Mar 05 - Deseret News (Salt Lake City)

Nearly a year after being told to do so, the head of the Environmental Protection Agency said Tuesday he couldn't say when he would comply with a Supreme Court directive and determine whether greenhouse gas emissions from vehicles should be regulated.

In a tense exchange with a senator, EPA Administrator Stephen L. Johnson suggested that few if any people at the agency were directly working on the issue now. The high court in April 2007 had said the EPA was required to determine whether carbon dioxide and other heat- trapping greenhouse gases posed a danger to public health.

Johnson originally had promised a reply to the court's ruling by last fall. Sen. Dianne Feinstein, D-Calif., pressed the EPA official at a hearing, repeatedly asking him how many EPA employees he had working on the greenhouse gas issue.

"Is anyone working on this at the present time, Mr. Johnson?" she asked. "How many members of your staff are currently working on this?"

"I don't know the answer to that," Johnson replied at a hearing of the Senate Appropriations environment subcommittee. Feinstein accused Johnson of "stonewalling" and said she found it strange that the EPA chief "can't give me a number (of people engaged) on something that is a Supreme Court finding."

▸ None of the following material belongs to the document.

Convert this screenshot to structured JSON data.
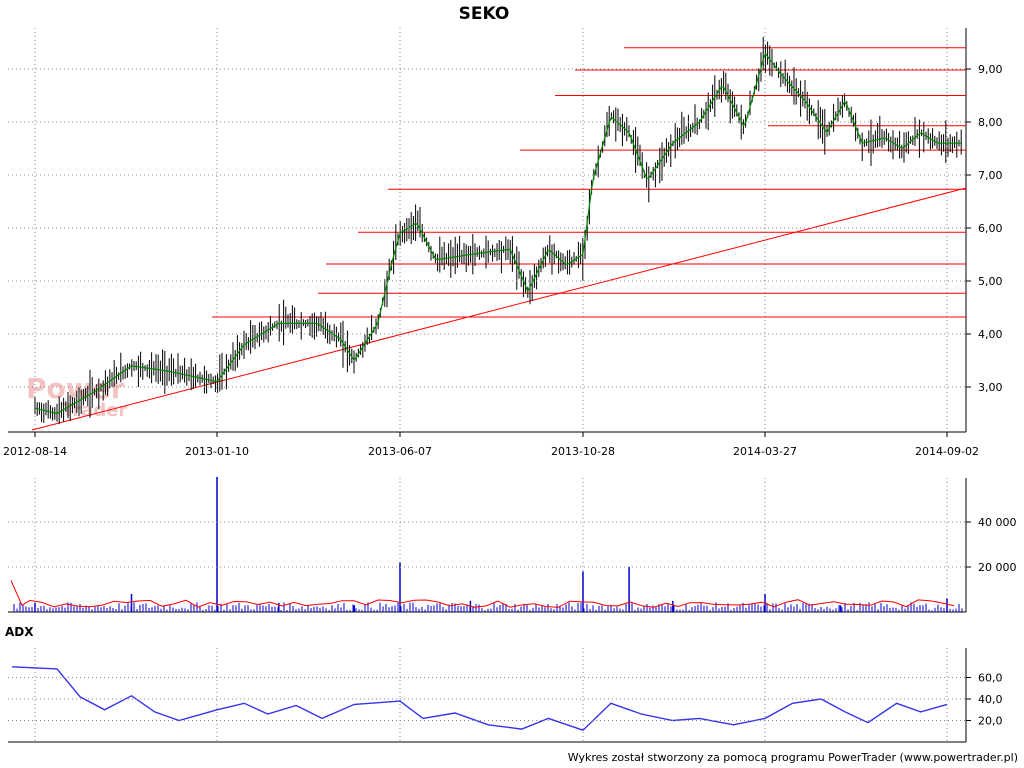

"Madam Chairman, I am not stonewalling," Johnson said.

He said a law that Congress passed in December requiring automakers to achieve a fleetwide average of 35 miles per gallon by 2020 has complicated the EPA's response on greenhouse gas regulation as required by the high court.

Johnson also used the new auto fuel economy requirements as a key reason that he decided to reject a request by California for permission from the EPA to pursue its own controls on greenhouse gas emissions -- mainly carbon dioxide -- from automobiles.